Cook Time 25 minutes
Serves 4


Ingredients
2 tablespoons mustard oil
1 teaspoon panchphoron
3-4 dried red chillies
1 cup white daikon radish or red radish (cubed)
1 small potato cubed
1/3 medium cauliflower,
1 small eggplant cut into small pieces
1 inch piece ginger
1 teaspoon fennel seeds
1/2 teaspoon cumin seeds
1 teaspoon coriander seeds
2-3 cups chopped malabar spinach
1/2 cup green peas ( thawed)
1.5 teaspoon salt
1/2 quarter lbs shelled shrimp
1/2 teaspoon turmeric
1/2 teaspoon sugar
Method of Preparation
1. Heat all but 1 teaspoon of the oil and add in the panchphoron and cook till the spice crackles.
2. Add in the radish, potato, cauliflower and eggplant and mix well. Reduce the heat to low and cover the pot and cook for about 7-10 minutes
3. In the meantime, grind the ginger, fennel, cumin and coriander into a paste.
4. Remove the cover and stir well, the vegetables should be fairly soft at this point and have released some moisture.
5. Add in the spice paste, and the greens.

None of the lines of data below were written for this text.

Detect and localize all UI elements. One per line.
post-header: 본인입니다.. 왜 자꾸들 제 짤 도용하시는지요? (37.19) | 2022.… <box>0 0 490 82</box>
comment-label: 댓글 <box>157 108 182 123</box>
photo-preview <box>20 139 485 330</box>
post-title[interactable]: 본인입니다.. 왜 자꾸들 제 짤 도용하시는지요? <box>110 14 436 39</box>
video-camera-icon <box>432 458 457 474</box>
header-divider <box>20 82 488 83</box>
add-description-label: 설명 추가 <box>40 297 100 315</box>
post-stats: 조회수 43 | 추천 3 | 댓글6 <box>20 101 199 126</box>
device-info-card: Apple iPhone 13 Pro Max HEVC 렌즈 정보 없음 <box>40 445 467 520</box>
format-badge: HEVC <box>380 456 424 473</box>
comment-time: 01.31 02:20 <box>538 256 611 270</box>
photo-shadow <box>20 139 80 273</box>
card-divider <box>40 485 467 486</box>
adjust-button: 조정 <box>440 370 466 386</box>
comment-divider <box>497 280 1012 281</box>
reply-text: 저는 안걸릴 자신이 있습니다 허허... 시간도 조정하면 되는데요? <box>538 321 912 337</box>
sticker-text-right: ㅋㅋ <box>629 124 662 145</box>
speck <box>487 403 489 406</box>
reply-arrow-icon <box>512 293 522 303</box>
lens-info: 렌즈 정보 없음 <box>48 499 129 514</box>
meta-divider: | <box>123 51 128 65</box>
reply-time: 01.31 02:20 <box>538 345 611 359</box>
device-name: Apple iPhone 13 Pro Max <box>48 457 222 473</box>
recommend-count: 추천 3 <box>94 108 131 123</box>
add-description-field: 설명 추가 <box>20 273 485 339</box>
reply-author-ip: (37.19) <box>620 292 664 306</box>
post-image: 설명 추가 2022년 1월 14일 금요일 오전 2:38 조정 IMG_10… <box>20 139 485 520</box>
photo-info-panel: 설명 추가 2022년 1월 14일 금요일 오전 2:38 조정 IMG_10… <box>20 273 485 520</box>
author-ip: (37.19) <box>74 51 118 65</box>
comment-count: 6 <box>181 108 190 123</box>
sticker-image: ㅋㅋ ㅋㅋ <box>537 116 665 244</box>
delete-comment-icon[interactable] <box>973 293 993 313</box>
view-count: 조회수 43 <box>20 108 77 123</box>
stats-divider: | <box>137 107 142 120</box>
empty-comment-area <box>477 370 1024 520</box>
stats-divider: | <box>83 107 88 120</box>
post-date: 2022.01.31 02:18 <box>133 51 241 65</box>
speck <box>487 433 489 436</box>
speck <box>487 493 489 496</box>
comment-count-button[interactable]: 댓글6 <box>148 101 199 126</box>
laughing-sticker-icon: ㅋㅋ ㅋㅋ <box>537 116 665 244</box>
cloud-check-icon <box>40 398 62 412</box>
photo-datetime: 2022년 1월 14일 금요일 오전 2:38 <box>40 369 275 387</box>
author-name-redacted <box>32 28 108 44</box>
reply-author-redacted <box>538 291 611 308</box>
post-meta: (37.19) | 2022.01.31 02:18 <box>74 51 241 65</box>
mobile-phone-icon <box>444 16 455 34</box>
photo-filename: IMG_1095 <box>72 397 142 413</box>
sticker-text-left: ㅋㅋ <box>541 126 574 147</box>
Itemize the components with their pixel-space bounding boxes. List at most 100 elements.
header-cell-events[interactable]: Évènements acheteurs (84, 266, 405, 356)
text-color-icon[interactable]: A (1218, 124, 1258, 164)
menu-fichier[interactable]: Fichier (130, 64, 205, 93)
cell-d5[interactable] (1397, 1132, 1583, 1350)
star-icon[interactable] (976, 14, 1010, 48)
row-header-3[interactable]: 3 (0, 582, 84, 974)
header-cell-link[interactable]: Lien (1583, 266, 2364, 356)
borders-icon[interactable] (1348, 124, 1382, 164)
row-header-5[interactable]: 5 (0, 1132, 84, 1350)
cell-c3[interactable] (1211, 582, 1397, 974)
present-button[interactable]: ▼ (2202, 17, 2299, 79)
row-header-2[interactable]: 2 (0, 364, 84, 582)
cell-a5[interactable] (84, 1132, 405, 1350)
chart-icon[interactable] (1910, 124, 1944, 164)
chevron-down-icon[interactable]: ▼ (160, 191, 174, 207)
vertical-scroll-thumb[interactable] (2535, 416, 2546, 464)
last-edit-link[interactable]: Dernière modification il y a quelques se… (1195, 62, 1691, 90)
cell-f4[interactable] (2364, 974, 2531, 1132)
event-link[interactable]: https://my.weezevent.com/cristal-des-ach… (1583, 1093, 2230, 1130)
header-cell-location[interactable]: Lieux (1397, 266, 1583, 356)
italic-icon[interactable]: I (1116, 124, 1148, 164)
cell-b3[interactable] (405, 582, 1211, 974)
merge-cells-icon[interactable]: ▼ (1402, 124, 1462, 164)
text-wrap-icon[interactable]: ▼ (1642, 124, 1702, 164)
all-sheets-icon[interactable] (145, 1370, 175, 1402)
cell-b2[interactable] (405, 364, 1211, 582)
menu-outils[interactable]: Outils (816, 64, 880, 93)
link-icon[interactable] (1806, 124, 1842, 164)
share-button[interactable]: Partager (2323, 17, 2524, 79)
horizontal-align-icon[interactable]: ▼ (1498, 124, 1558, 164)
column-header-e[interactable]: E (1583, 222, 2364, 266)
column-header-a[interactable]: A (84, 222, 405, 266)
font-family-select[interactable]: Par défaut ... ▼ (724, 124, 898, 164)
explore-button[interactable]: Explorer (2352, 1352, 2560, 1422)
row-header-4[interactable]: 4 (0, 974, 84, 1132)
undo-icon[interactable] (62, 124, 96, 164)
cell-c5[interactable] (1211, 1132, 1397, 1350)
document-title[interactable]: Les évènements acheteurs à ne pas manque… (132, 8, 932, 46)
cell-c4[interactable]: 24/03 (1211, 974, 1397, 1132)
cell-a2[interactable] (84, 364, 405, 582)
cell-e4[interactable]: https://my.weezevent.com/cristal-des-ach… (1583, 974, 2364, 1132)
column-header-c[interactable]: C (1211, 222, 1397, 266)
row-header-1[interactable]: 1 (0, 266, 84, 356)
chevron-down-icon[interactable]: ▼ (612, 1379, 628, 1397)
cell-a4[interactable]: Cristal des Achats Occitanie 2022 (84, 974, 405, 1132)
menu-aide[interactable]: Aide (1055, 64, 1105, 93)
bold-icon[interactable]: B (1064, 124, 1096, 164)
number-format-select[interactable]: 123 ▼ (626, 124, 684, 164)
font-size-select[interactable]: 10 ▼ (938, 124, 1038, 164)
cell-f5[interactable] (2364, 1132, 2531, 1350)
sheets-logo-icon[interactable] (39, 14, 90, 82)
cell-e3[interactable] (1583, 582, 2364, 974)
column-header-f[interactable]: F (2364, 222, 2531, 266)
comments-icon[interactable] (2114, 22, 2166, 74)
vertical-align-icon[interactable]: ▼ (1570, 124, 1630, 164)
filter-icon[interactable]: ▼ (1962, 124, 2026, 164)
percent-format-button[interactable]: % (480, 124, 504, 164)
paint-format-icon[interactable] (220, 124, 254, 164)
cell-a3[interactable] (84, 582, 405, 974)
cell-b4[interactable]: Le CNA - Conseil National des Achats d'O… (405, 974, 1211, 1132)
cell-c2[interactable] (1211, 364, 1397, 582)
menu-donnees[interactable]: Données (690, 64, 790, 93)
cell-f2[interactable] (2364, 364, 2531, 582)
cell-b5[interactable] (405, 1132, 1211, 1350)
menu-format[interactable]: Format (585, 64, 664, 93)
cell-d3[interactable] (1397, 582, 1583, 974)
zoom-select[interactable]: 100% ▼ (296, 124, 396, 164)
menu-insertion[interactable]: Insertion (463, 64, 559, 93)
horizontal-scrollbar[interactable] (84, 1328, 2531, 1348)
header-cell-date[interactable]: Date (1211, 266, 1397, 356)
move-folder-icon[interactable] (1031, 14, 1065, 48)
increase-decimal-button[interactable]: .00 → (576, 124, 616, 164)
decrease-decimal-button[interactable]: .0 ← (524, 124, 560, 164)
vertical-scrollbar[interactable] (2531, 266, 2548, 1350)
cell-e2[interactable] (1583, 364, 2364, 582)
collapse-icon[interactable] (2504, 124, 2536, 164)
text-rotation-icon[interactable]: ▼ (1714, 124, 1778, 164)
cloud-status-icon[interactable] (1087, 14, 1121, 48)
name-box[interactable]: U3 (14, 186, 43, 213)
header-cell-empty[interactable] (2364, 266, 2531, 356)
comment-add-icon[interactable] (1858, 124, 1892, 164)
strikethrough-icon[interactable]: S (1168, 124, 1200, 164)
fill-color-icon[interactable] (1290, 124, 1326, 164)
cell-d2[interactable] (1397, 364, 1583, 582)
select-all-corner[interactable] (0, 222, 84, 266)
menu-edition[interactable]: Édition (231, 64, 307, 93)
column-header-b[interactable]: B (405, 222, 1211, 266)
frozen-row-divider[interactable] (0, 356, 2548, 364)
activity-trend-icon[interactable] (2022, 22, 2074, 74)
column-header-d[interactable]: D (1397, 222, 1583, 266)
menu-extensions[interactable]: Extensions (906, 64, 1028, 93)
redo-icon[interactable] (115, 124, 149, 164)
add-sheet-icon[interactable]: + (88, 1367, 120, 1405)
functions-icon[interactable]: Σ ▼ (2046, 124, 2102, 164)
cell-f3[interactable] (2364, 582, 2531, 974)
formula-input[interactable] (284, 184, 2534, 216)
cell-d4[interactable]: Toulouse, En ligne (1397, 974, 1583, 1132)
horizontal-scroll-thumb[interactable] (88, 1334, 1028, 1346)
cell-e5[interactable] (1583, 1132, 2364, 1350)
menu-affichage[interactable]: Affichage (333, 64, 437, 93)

Add the greens slowly, letting them wilt, you can add a little water if the mixture appears to dry, but you do not want this to get too wet. Add in 1 teaspoon of the salt and the peas and cover the mixture.
6. Smear the shrimp with the remaining oil, salt and the turmeric.
7. Place in the microwave and cook for 1 minutes.
8. Stir the green and vegetables well, the spinach should be nice and soft as should the eggplant.
9. Mix in the shrimp and the sugar and serve with rice and dal.